If plaintiff's view is correct it is not apparent how it can be possible by candid fullness in a written contract to correct misunderstandings in the preliminaries, leaving aside the familiar principle of merger; nor how we are to avoid serious impairment of the indispensable doctrine that written instruments are presumed to express the understanding and intent of those who sign them.

A word is in order regarding that part of the representations alleged which has to do with a prospective decrease in the rent, and to which, in my reasoning of the problem, I have not specifically referred. I judge that to be of a piece with the rest of it. The dominant feature is the extension of plaintiff's lease, the rental terms being dependent thereon. And to both of these things the same logic in the situation applies. The balanced contingencies of the written agreement which govern equally rental increase and decrease have the same force as the other contingent provisions relative to the extension. And the same principles are evoked.

As to the first count, defendant's motion is granted for the reasons set forth, but with this limitation. It appears that an issue is raised under the first count respecting the amount of payments by plaintiff and of reimbursements by defendant according to the contract terms. That issue is reserved. It is not intended that the granting of the motion should foreclose any right to sue for a contract breach.

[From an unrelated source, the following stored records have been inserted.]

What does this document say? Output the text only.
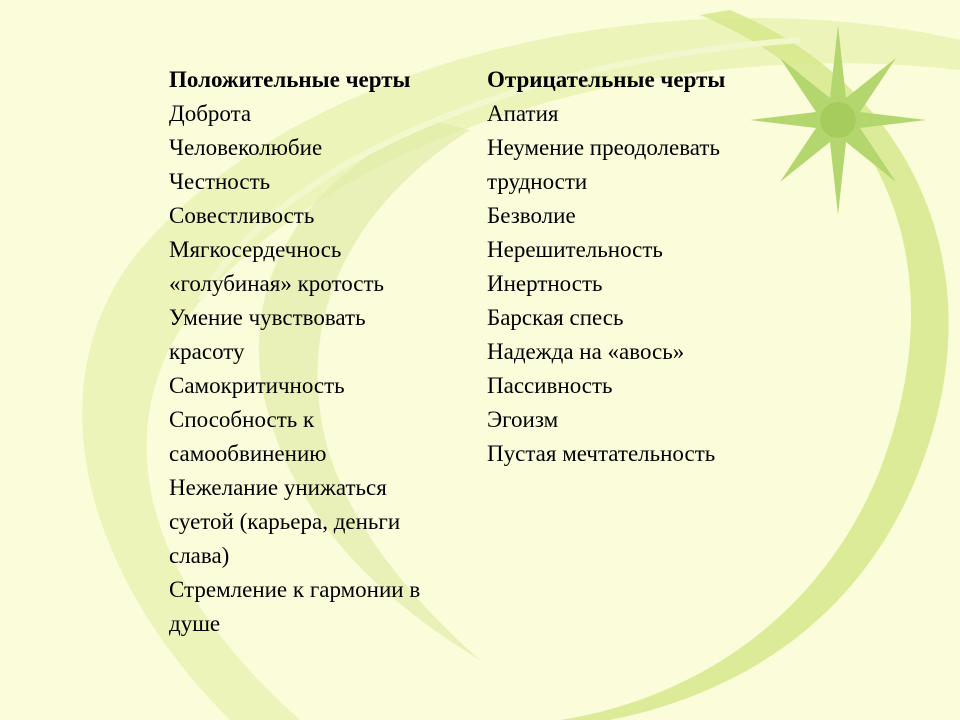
Положительные черты
Доброта
Человеколюбие
Честность
Совестливость
Мягкосердечнось
«голубиная» кротость
Умение чувствовать
красоту
Самокритичность
Способность к
самообвинению
Нежелание унижаться
суетой (карьера, деньги
слава)
Стремление к гармонии в
душе
Отрицательные черты
Апатия
Неумение преодолевать
трудности
Безволие
Нерешительность
Инертность
Барская спесь
Надежда на «авось»
Пассивность
Эгоизм
Пустая мечтательность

As to the remaining counts defendant's motion is likewise granted, for the reasons I shall state. The second and fifth counts are based on want and inadequacy of consideration. I think the counts deficient in law. The terms of the agreement satisfy the necessities for consideration. True, everything is contingent, but that gives no substance to plaintiff's claim. 1 Williston on Contracts, p. 346, states:

"A conditional promise is sufficient consideration. The performance of such a promise does not necessarily involve either detriment or benefit, since the condition upon which any action of the promisor

[21 NJSuper Page 158]

is to take place may not happen. But the possibility that the condition may happen involves a chance of detriment which is sufficient to make the promise valid consideration. Even though the condition in a promise relates to an unknown fact which is already determined so that if the parties knew the truth it would be apparent that the promisor really bound himself for nothing, the consideration is sufficient."

The third count is for recovery of payments made on account of increased taxes within the purview of the contract. The gist of the claim is that these payments were made without the prescribed notice of the increase. The contract provides that plaintiff's obligation in this respect "shall become effective ten days after the landlord (defendant) has notified the tenant" of the increase. Plaintiff does not deny that there was such increase nor that it was "finally fixed and determined." Complaint is based solely on the failure of defendant to give the notice. Since plaintiff made the payment without requiring the notice, I regard it as having been waived.

The fourth count alleges that the amending agreement is "vague, indefinite and uncertain in law." As matter of law and fact, I find this count to be without substance.

The counterclaim is not substantiated in fact, nor do I find as matter of law that defendant is entitled to summary judgment thereon. That motion, therefore, is denied.